The role of the TA(7) polymorphism of UGT1A1 in the determination of jaundice and gallstones in hemoglobin E beta-thalassemia had been pointed out by Premawardhena et al. (2001) in studies from Sri Lanka. The same group (Premawardhena et al., 2003) studied the global distribution of length polymorphisms of the promoters of the UGT1A1 gene. They found that homozygosity for the TA(7) allele occurred in 10 to 25% of the populations of Africa and the Indian subcontinent, with a variable frequency in Europe. It occurred at a much lower frequency in Southeast Asia, Melanesia, and the Pacific Islands, ranging from 0 to 5%. African populations showed a much greater diversity of length alleles than other populations. These findings defined those populations with a high frequency of hemoglobin E beta-thalassemia and related disorders that are at increased risk for hyperbilirubinemia and gallbladder disease. Beutler et al. (1998) had suggested that the wide diversity in the frequency of the UGT1A1 promoter alleles might reflect a balanced polymorphism mediated through the protective effect of bilirubin against oxidative damage.

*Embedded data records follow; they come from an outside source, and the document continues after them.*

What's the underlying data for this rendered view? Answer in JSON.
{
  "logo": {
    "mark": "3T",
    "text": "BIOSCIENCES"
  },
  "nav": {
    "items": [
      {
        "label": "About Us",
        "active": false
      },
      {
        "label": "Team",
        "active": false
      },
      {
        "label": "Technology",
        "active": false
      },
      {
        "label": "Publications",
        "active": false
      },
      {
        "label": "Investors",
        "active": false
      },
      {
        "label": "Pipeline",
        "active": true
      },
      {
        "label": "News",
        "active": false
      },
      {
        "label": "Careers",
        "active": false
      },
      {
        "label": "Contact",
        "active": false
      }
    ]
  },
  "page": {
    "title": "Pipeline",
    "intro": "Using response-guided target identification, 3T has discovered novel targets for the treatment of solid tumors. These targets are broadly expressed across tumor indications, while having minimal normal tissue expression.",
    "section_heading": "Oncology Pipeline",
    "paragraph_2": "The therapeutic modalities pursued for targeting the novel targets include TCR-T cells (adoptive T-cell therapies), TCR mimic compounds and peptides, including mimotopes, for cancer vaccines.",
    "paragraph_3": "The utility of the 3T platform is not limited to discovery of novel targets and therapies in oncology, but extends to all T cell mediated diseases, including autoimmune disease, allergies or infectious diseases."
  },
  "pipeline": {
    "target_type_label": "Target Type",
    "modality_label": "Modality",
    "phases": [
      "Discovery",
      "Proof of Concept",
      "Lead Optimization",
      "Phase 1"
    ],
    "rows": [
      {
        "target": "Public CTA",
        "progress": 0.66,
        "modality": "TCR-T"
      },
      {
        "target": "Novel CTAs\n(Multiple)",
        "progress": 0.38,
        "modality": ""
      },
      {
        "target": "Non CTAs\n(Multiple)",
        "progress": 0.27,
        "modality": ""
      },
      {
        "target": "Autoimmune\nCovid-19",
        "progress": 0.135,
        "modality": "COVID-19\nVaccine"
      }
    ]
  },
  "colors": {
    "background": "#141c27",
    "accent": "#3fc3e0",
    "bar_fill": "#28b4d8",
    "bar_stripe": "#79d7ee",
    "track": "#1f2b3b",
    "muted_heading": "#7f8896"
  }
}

O'Donnell et al. (2009) studied Sri Lankan patients with HbE beta-thalassemia for exposure to malaria caused by P. falciparum or P. vivax. They found that there were high frequencies of antibodies to both malaria parasites, as well as DNA-based evidence of current infection with P. vivax. Comparisons with age-matched controls showed that there was a higher frequency of antibodies in thalassemic patients, particularly against P. vivax and in young children, that was unlikely to be related to transfusion. A higher frequency was also found in patients who had undergone splenectomy. O'Donnell et al. (2009) proposed that patients with HbE beta-thalassemia may be more prone to malaria, particularly P. vivax malaria.
The estimated number of worldwide annual births of patients with HbE beta-thalassemia is 19,128 (Modell and Darlison, 2008 and Weatherall, 2010).